Martinez started in restaurants by opening a pizza joint first. The transition into the restaurant industry wasn’t difficult, but he is one of those hands-on owners/operators involved in every part of his restaurants’ operations. He works hard.
Martinez was inspired to open Gastro 49 when he saw the budding craft beer industry in the Region.
“I had business owners telling me, ‘Nobody’s going to pay $5 for a beer around here. It’s just not going to happen,’” Martinez said. “But I knew there was an opportunity, and I wanted to open a restaurant that would support our local breweries and give them a place to showcase their products.” Both Gastro 49 and Big Time Burgers & Brews feature local craft beer.
Martinez has a strong conviction for supporting the local community that has been so supportive of him and his family.
“When I moved here, I took a big step. But I always found Portage to have a strong sense of community,” he said. “When we were having our house built, I was at a gas station in Portage getting a gallon of milk. I started talking to the lady in front of me and mentioned that I just moved from Chicago. She smiled big and said, ‘Welcome to Portage,’ and I was like – wow. This place is my home.”
It's the reason he continues to invest in his community.
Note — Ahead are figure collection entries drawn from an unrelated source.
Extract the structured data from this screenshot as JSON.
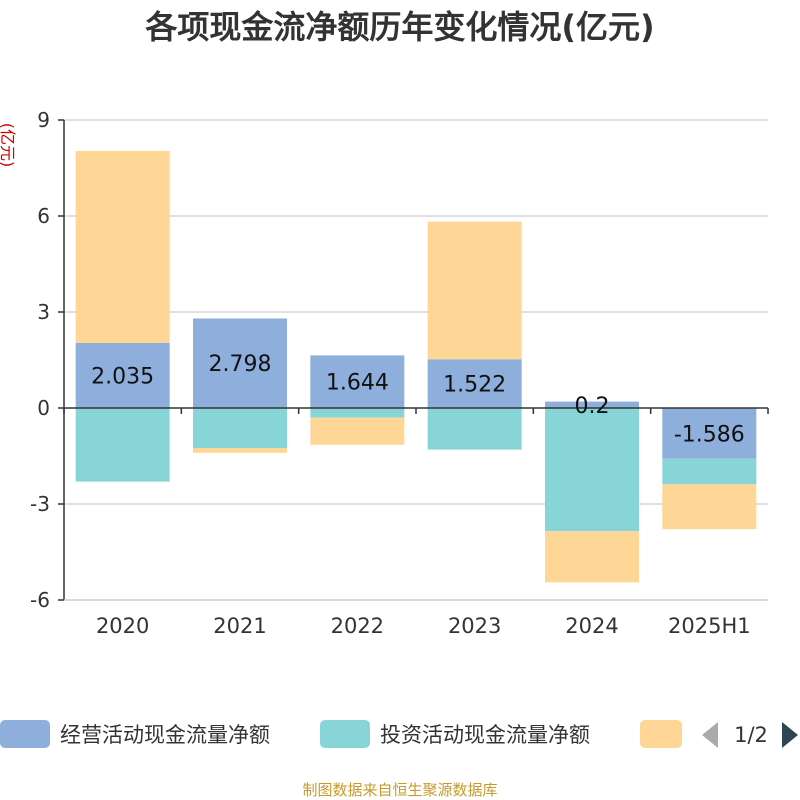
{
  "chart_data": {
    "type": "bar",
    "stacked": true,
    "title": "各项现金流净额历年变化情况(亿元)",
    "ylabel": "(亿元)",
    "ylim": [
      -6,
      9
    ],
    "yticks": [
      9,
      6,
      3,
      0,
      -3,
      -6
    ],
    "grid": true,
    "categories": [
      "2020",
      "2021",
      "2022",
      "2023",
      "2024",
      "2025H1"
    ],
    "series": [
      {
        "name": "经营活动现金流量净额",
        "color": "#8eaedb",
        "values": [
          2.035,
          2.798,
          1.644,
          1.522,
          0.2,
          -1.586
        ],
        "labels": [
          "2.035",
          "2.798",
          "1.644",
          "1.522",
          "0.2",
          "-1.586"
        ]
      },
      {
        "name": "投资活动现金流量净额",
        "color": "#88d5d7",
        "values": [
          -2.3,
          -1.25,
          -0.3,
          -1.3,
          -3.85,
          -0.8
        ]
      },
      {
        "name": "",
        "color": "#fed797",
        "values": [
          6.0,
          -0.15,
          -0.85,
          4.3,
          -1.6,
          -1.4
        ]
      }
    ],
    "legend_position": "bottom"
  },
  "legend": {
    "page": "1/2"
  },
  "source": "制图数据来自恒生聚源数据库"
}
“I thought I wanted to be an entertainer, but I turned out to be the person who just wants to bring people joy. To this day, I’m still looking for that. When someone stops me and tells me their burger is delicious – I get goosebumps. It’s about making people happy, giving people good jobs, paying them well,” he said.
Martinez also is committed to guiding others to success.
‘Everything I have ever done and probably will ever do is because someone was nice enough to take me by the hand and tell me, ‘Do it like this. This is the way it works.’ So I do that with everyone who works for me, as much as I can.”
When Martinez meets with his partners, sure, they talk about business and money. But mostly – it’s about people.
“It’s all about making sure we keep inspiring our people. Let’s teach people how to be entrepreneurs. You can’t hold on to people like they’re plaques on the wall. You have to bring them in, inspire them, challenge them, change some beliefs, and let them succeed.”
For all it’s worth, Martinez said every ounce of his personal and professional success is due to his wife’s unwavering support.
“If it weren’t for my wife (Lynda), we’d be living in a cardboard box. Every time I have failed, she has stood by me, in front of me, and told me, ‘Shake it off. Keep going,’” Martinez said.
So how does he keep going?
“I think a lot of people say they want to be happy, but what they really want is peace. And peace comes with someone leading you and giving you that sense of satisfaction, and convincing you that you matter and are making a difference. My customers have no clue how much they matter to me.”
Martinez said his three grown sons, teenage daughter, wife, and everyone around him – business partners, customers, employees, friends – keep him grounded in a community he loves, so he can just keep doing what he loves to do: make people happy.